Level of Harm - Minimal harm or potential for actual harm
Based on medical record review, staff interview, and policy review, the facility failed to administer a pneumonia vaccine to a resident. This affected one (Resident #8) of five residents reviewed for immunizations. The facility census was 45.
Residents Affected - Few
Findings include: Medical record review for Resident #8 revealed an admission date of 09/29/20. Diagnoses included chronic respiratory failure, tropical spastic paraplegia, and cerebral infarction. Further record review for Resident #8 revealed a consent for the pneumonia vaccine dated 09/29/20 by Resident #8's Power of Attorney (POA). Review of Resident #8's physician orders revealed there was no order to administer the pneumonia vaccine. Review of immunizations in Resident #8's electronic medical record revealed it was silent for documentation of the pneumonia vaccine. Interview on 09/12/22 at 12:44 P.M. with the Director of Nursing (DON) revealed the facility offers the pneumonia vaccine to residents. The facility reviews the residents' records periodically for pneumonia vaccine status and offers the vaccine if indicated.
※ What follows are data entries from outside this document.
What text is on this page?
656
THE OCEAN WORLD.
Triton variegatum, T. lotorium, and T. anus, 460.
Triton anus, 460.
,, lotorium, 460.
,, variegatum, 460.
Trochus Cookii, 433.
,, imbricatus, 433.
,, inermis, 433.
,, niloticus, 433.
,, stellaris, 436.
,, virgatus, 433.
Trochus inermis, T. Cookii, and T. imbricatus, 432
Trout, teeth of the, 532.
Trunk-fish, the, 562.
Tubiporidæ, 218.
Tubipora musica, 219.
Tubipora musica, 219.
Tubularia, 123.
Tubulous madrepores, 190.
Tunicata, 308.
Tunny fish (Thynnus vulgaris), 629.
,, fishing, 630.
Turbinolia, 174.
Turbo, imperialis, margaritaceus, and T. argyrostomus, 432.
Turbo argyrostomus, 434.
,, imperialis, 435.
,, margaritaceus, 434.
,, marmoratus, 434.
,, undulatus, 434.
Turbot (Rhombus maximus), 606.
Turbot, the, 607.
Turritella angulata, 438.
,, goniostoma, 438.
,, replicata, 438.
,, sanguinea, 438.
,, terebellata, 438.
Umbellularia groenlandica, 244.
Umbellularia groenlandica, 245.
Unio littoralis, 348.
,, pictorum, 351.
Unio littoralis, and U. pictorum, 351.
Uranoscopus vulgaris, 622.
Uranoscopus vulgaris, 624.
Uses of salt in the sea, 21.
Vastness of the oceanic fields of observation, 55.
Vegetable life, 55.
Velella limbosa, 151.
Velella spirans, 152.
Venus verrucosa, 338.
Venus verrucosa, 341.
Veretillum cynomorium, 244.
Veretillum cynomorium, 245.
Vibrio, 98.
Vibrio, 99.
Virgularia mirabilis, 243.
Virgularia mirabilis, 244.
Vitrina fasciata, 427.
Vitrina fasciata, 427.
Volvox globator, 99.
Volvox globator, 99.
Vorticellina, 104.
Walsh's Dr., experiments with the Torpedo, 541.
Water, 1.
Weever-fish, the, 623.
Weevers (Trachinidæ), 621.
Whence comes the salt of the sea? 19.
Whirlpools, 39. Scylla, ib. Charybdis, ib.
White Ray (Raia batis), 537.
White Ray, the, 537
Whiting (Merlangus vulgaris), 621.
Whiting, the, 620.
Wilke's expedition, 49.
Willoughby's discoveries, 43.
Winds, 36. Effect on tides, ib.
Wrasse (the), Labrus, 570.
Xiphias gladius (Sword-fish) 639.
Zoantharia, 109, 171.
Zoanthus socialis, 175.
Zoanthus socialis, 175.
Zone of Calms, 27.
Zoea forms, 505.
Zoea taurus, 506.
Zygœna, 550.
Subsequent interview on 09/12/22 at 2:17 P.M. with the DON revealed the facility was unable to provide evidence of historical pneumonia vaccine status for Resident #8. Review of the facility's undated policy titled Pneumoccocal Vaccine revealed the facility is to offer the pneumoccal vaccine immunizations to all residents as recommended by the Centers for Disease Control and Prevention (CDC). Residents should be evaluated for indications to receive the pneumonia vaccine upon admission and immunization records will be reviewed annually.